Import rates – Natural gold reserves in India are dwindling and the country’s gold production is down to a trickle compared to the past. As such most of the gold used in India is imported, making import duties an important factor in determining gold prices in the country. A high import rate is bound to increase rates and vice versa.
US Dollar – Gold rates are heavily dependent on how the US dollar performs, with prices inversely proportional to dollar rates. This relationship arises from the fact that gold is an internationally traded commodity and the US dollar is the preferred international currency. Any changes within the United States are bound to have an effect on gold prices, either directly or indirectly.

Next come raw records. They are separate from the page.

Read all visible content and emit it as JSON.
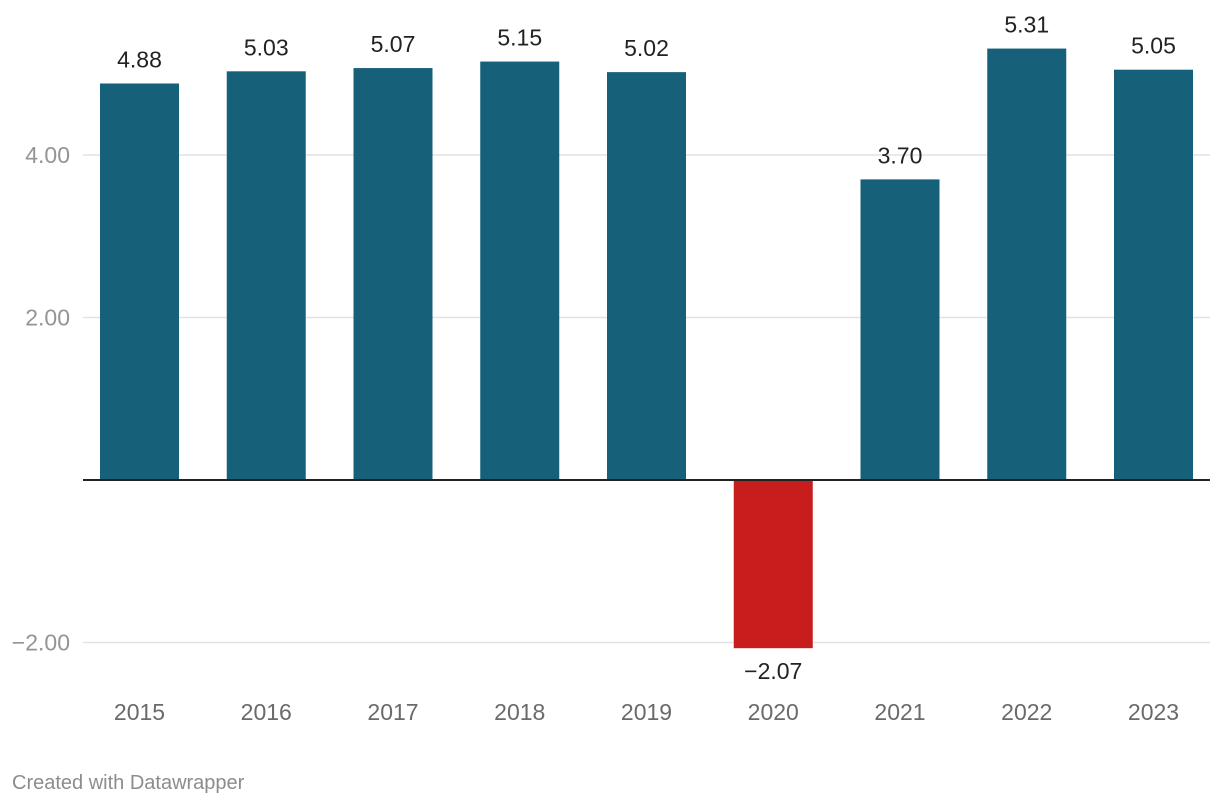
{
  "chart_data": {
    "type": "bar",
    "categories": [
      "2015",
      "2016",
      "2017",
      "2018",
      "2019",
      "2020",
      "2021",
      "2022",
      "2023"
    ],
    "values": [
      4.88,
      5.03,
      5.07,
      5.15,
      5.02,
      -2.07,
      3.7,
      5.31,
      5.05
    ],
    "value_labels": [
      "4.88",
      "5.03",
      "5.07",
      "5.15",
      "5.02",
      "−2.07",
      "3.70",
      "5.31",
      "5.05"
    ],
    "y_ticks": [
      -2,
      2,
      4
    ],
    "y_tick_labels": [
      "−2.00",
      "2.00",
      "4.00"
    ],
    "ylim": [
      -2.55,
      5.75
    ],
    "grid": true,
    "colors": {
      "positive": "#17607a",
      "negative": "#c71e1d"
    }
  },
  "footer": {
    "credit": "Created with Datawrapper"
  }
}
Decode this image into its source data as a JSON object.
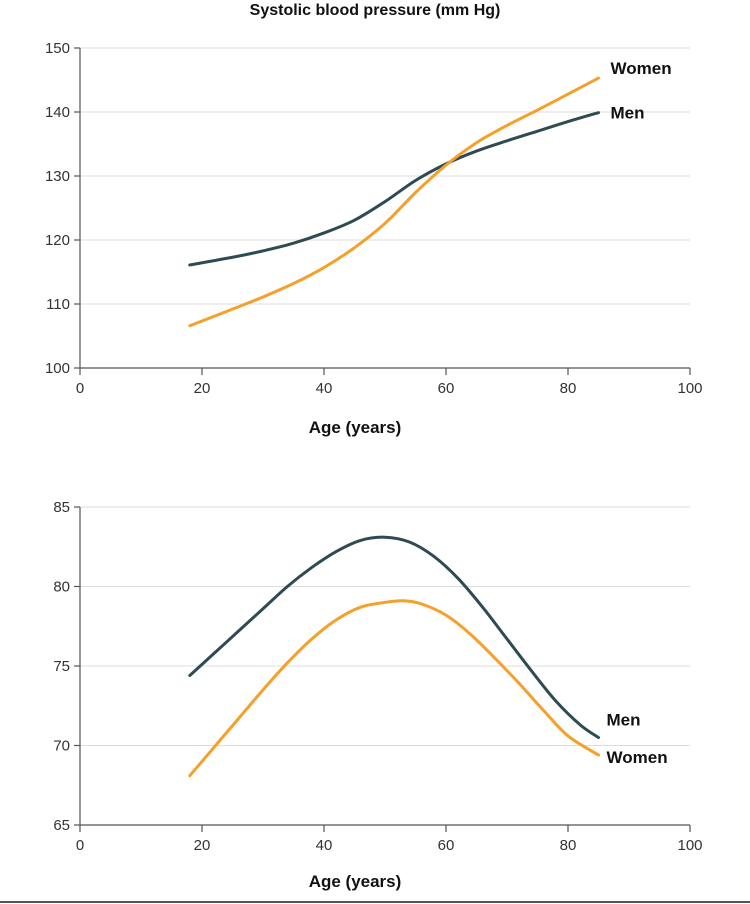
{
  "chart_data": [
    {
      "type": "line",
      "title": "Systolic blood pressure (mm Hg)",
      "xlabel": "Age (years)",
      "ylabel": "",
      "xlim": [
        0,
        100
      ],
      "ylim": [
        100,
        150
      ],
      "xticks": [
        0,
        20,
        40,
        60,
        80,
        100
      ],
      "yticks": [
        100,
        110,
        120,
        130,
        140,
        150
      ],
      "grid": "horizontal",
      "series": [
        {
          "name": "Men",
          "color": "#2e4a52",
          "x": [
            18,
            25,
            30,
            35,
            40,
            45,
            50,
            55,
            60,
            65,
            70,
            75,
            80,
            85
          ],
          "y": [
            116.1,
            117.3,
            118.3,
            119.5,
            121.1,
            123.1,
            126.0,
            129.3,
            131.9,
            133.9,
            135.5,
            137.0,
            138.5,
            139.9
          ]
        },
        {
          "name": "Women",
          "color": "#f5a02a",
          "x": [
            18,
            25,
            30,
            35,
            40,
            45,
            50,
            55,
            60,
            65,
            70,
            75,
            80,
            85
          ],
          "y": [
            106.6,
            109.2,
            111.1,
            113.2,
            115.7,
            118.8,
            122.6,
            127.4,
            131.7,
            135.2,
            137.9,
            140.3,
            142.8,
            145.3
          ]
        }
      ]
    },
    {
      "type": "line",
      "title": "",
      "xlabel": "Age (years)",
      "ylabel": "",
      "xlim": [
        0,
        100
      ],
      "ylim": [
        65,
        85
      ],
      "xticks": [
        0,
        20,
        40,
        60,
        80,
        100
      ],
      "yticks": [
        65,
        70,
        75,
        80,
        85
      ],
      "grid": "horizontal",
      "series": [
        {
          "name": "Men",
          "color": "#2e4a52",
          "x": [
            18,
            22,
            26,
            30,
            34,
            38,
            42,
            46,
            50,
            54,
            58,
            62,
            66,
            70,
            74,
            78,
            82,
            85
          ],
          "y": [
            74.4,
            75.8,
            77.2,
            78.6,
            80.0,
            81.2,
            82.2,
            82.9,
            83.1,
            82.8,
            81.9,
            80.5,
            78.7,
            76.7,
            74.7,
            72.8,
            71.3,
            70.5
          ]
        },
        {
          "name": "Women",
          "color": "#f5a02a",
          "x": [
            18,
            22,
            26,
            30,
            34,
            38,
            42,
            46,
            50,
            53,
            56,
            60,
            64,
            68,
            72,
            76,
            80,
            85
          ],
          "y": [
            68.1,
            69.9,
            71.7,
            73.5,
            75.2,
            76.7,
            77.9,
            78.7,
            79.0,
            79.1,
            78.9,
            78.2,
            77.0,
            75.5,
            73.9,
            72.2,
            70.6,
            69.4
          ]
        }
      ]
    }
  ]
}
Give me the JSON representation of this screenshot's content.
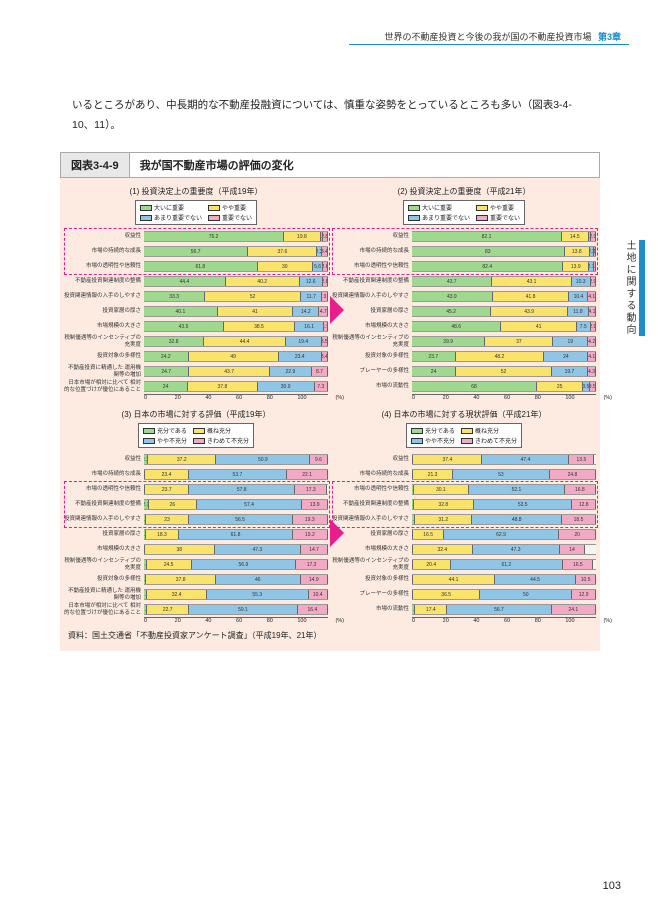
{
  "header": {
    "topic": "世界の不動産投資と今後の我が国の不動産投資市場",
    "chapter": "第3章"
  },
  "side_tab": "土地に関する動向",
  "intro": "いるところがあり、中長期的な不動産投融資については、慎重な姿勢をとっているところも多い（図表3-4-10、11）。",
  "figure": {
    "num": "図表3-4-9",
    "title": "我が国不動産市場の評価の変化",
    "source": "資料：国土交通省「不動産投資家アンケート調査」（平成19年、21年）"
  },
  "colors": {
    "c_green": "#9fd98f",
    "c_yellow": "#f9e36b",
    "c_blue": "#8fc6e6",
    "c_pink": "#f2a9c4",
    "c_bg": "#fdebe2",
    "c_dash": "#e91e8c"
  },
  "legend_importance": [
    "大いに重要",
    "やや重要",
    "あまり重要でない",
    "重要でない"
  ],
  "legend_eval": [
    "充分である",
    "概ね充分",
    "やや不充分",
    "きわめて不充分"
  ],
  "panels": [
    {
      "title": "(1) 投資決定上の重要度（平成19年）",
      "legend": "importance",
      "rows": [
        {
          "label": "収益性",
          "v": [
            76.2,
            19.8,
            1.1,
            2.8
          ]
        },
        {
          "label": "市場の持続的な成長",
          "v": [
            56.7,
            37.6,
            2.3,
            3.4
          ]
        },
        {
          "label": "市場の透明性や信頼性",
          "v": [
            61.8,
            30.0,
            5.6,
            2.6
          ]
        },
        {
          "label": "不動産投資関連制度の整備",
          "v": [
            44.4,
            40.2,
            12.6,
            2.8
          ]
        },
        {
          "label": "投資関連情報の入手のしやすさ",
          "v": [
            33.3,
            52.0,
            11.7,
            3.0
          ]
        },
        {
          "label": "投資家層の厚さ",
          "v": [
            40.1,
            41.0,
            14.2,
            4.7
          ]
        },
        {
          "label": "市場規模の大きさ",
          "v": [
            43.5,
            38.5,
            16.1,
            1.9
          ]
        },
        {
          "label": "税制優遇等のインセンティブの充実度",
          "v": [
            32.8,
            44.4,
            19.4,
            3.5
          ]
        },
        {
          "label": "投資対象の多様性",
          "v": [
            24.2,
            49.0,
            23.4,
            3.4
          ]
        },
        {
          "label": "不動産投資に精通した\n運用機関等の増加",
          "v": [
            24.7,
            43.7,
            22.9,
            8.7
          ]
        },
        {
          "label": "日本市場が相対に比べて\n相対的な位置づけが優位にあること",
          "v": [
            24.0,
            37.8,
            30.9,
            7.3
          ]
        }
      ],
      "dashed": {
        "from": 0,
        "to": 3
      }
    },
    {
      "title": "(2) 投資決定上の重要度（平成21年）",
      "legend": "importance",
      "rows": [
        {
          "label": "収益性",
          "v": [
            82.1,
            14.5,
            1.2,
            2.9
          ]
        },
        {
          "label": "市場の持続的な成長",
          "v": [
            83.0,
            13.8,
            2.3,
            1.0
          ]
        },
        {
          "label": "市場の透明性や信頼性",
          "v": [
            82.4,
            13.9,
            2.7,
            1.1
          ]
        },
        {
          "label": "不動産投資関連制度の整備",
          "v": [
            43.7,
            43.1,
            10.3,
            2.9
          ]
        },
        {
          "label": "投資関連情報の入手のしやすさ",
          "v": [
            43.9,
            41.8,
            10.4,
            4.1
          ]
        },
        {
          "label": "投資家層の厚さ",
          "v": [
            45.2,
            43.9,
            11.8,
            4.1
          ]
        },
        {
          "label": "市場規模の大きさ",
          "v": [
            48.6,
            41.0,
            7.5,
            2.9
          ]
        },
        {
          "label": "税制優遇等のインセンティブの充実度",
          "v": [
            39.9,
            37.0,
            19.0,
            4.2
          ]
        },
        {
          "label": "投資対象の多様性",
          "v": [
            23.7,
            48.2,
            24.0,
            4.1
          ]
        },
        {
          "label": "プレーヤーの多様性",
          "v": [
            24.0,
            52.0,
            19.7,
            4.3
          ]
        },
        {
          "label": "市場の流動性",
          "v": [
            68.0,
            25.0,
            3.5,
            3.5
          ]
        }
      ],
      "dashed": {
        "from": 0,
        "to": 3
      }
    },
    {
      "title": "(3) 日本の市場に対する評価（平成19年）",
      "legend": "eval",
      "rows": [
        {
          "label": "収益性",
          "v": [
            2.2,
            37.2,
            50.9,
            9.6
          ]
        },
        {
          "label": "市場の持続的な成長",
          "v": [
            0.8,
            23.4,
            53.7,
            22.1
          ]
        },
        {
          "label": "市場の透明性や信頼性",
          "v": [
            0.8,
            23.7,
            57.8,
            17.3
          ]
        },
        {
          "label": "不動産投資関連制度の整備",
          "v": [
            2.7,
            26.0,
            57.4,
            13.9
          ]
        },
        {
          "label": "投資関連情報の入手のしやすさ",
          "v": [
            1.3,
            23.0,
            56.5,
            19.3
          ]
        },
        {
          "label": "投資家層の厚さ",
          "v": [
            0.9,
            18.3,
            61.8,
            19.2
          ]
        },
        {
          "label": "市場規模の大きさ",
          "v": [
            0,
            38.0,
            47.3,
            14.7
          ]
        },
        {
          "label": "税制優遇等のインセンティブの充実度",
          "v": [
            1.4,
            24.5,
            56.9,
            17.3
          ]
        },
        {
          "label": "投資対象の多様性",
          "v": [
            1.3,
            37.8,
            46.0,
            14.9
          ]
        },
        {
          "label": "不動産投資に精通した\n運用機関等の増加",
          "v": [
            1.8,
            32.4,
            55.3,
            10.4
          ]
        },
        {
          "label": "日本市場が相対に比べて\n相対的な位置づけが優位にあること",
          "v": [
            1.8,
            22.7,
            59.1,
            16.4
          ]
        }
      ],
      "dashed": {
        "from": 2,
        "to": 5
      }
    },
    {
      "title": "(4) 日本の市場に対する現状評価（平成21年）",
      "legend": "eval",
      "rows": [
        {
          "label": "収益性",
          "v": [
            0.8,
            37.4,
            47.4,
            13.5
          ]
        },
        {
          "label": "市場の持続的な成長",
          "v": [
            0.8,
            21.3,
            53.0,
            24.8
          ]
        },
        {
          "label": "市場の透明性や信頼性",
          "v": [
            0.9,
            30.1,
            52.1,
            16.8
          ]
        },
        {
          "label": "不動産投資関連制度の整備",
          "v": [
            0.9,
            32.8,
            53.5,
            12.8
          ]
        },
        {
          "label": "投資関連情報の入手のしやすさ",
          "v": [
            1.7,
            31.2,
            48.8,
            18.5
          ]
        },
        {
          "label": "投資家層の厚さ",
          "v": [
            0.8,
            16.5,
            62.9,
            20.0
          ]
        },
        {
          "label": "市場規模の大きさ",
          "v": [
            0.4,
            32.4,
            47.3,
            14.0
          ]
        },
        {
          "label": "税制優遇等のインセンティブの充実度",
          "v": [
            0.4,
            20.4,
            61.2,
            16.5
          ]
        },
        {
          "label": "投資対象の多様性",
          "v": [
            0.8,
            44.1,
            44.5,
            10.5
          ]
        },
        {
          "label": "プレーヤーの多様性",
          "v": [
            0.6,
            36.5,
            50.0,
            12.9
          ]
        },
        {
          "label": "市場の流動性",
          "v": [
            1.8,
            17.4,
            56.7,
            24.1
          ]
        }
      ],
      "dashed": {
        "from": 2,
        "to": 5
      }
    }
  ],
  "axis_ticks": [
    "0",
    "20",
    "40",
    "60",
    "80",
    "100"
  ],
  "axis_unit": "(%)",
  "page_number": "103"
}
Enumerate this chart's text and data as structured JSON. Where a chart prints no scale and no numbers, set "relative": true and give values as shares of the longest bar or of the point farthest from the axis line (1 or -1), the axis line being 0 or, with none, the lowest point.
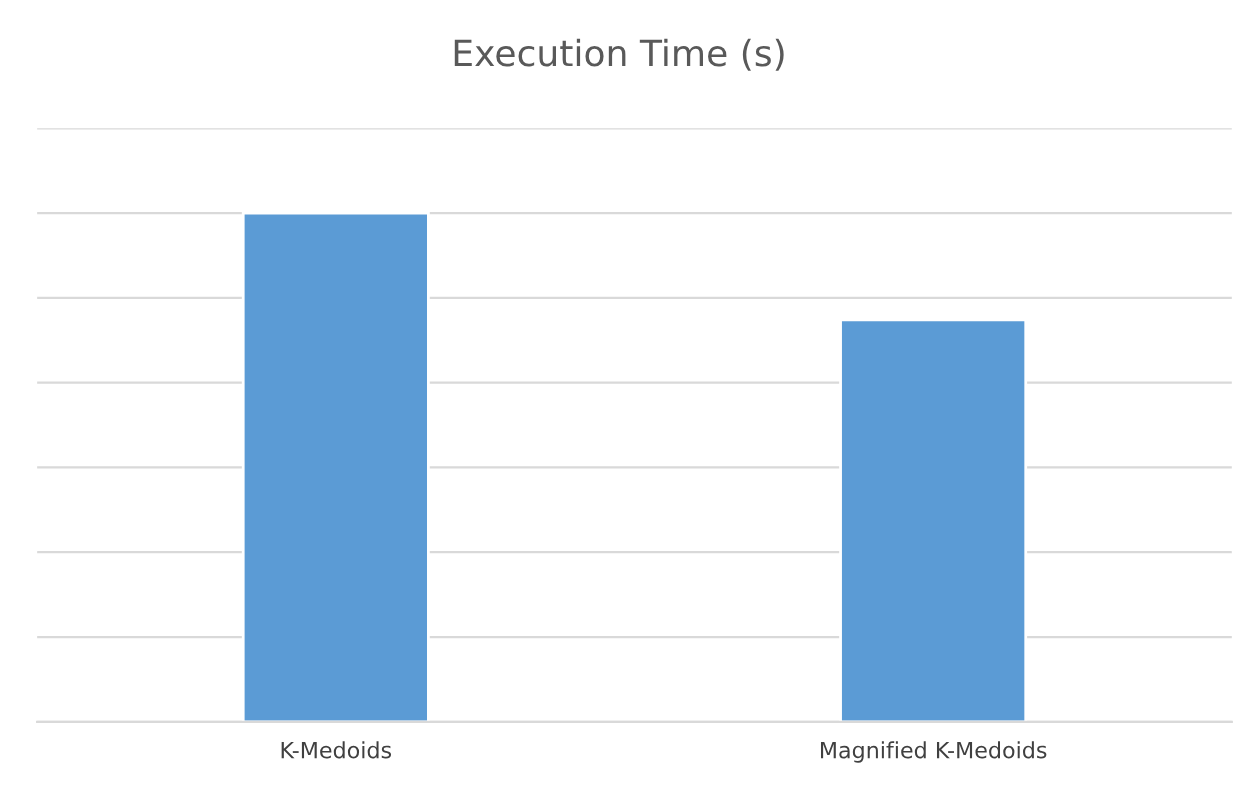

The fact that a majority of gold purchased in India is imported means that prices in India are also impacted by international markets.
International Relations– – International relations between nations can influence gold prices, as tensions between global powers can push up rates. For example, if the US has cold relations with a major gold producer, gold prices could be impacted due to lack of supply. Easing of sanctions and overall global relations play a significant role in determining gold rates, primarily because gold is considered as a safeguard against geopolitical instabilities.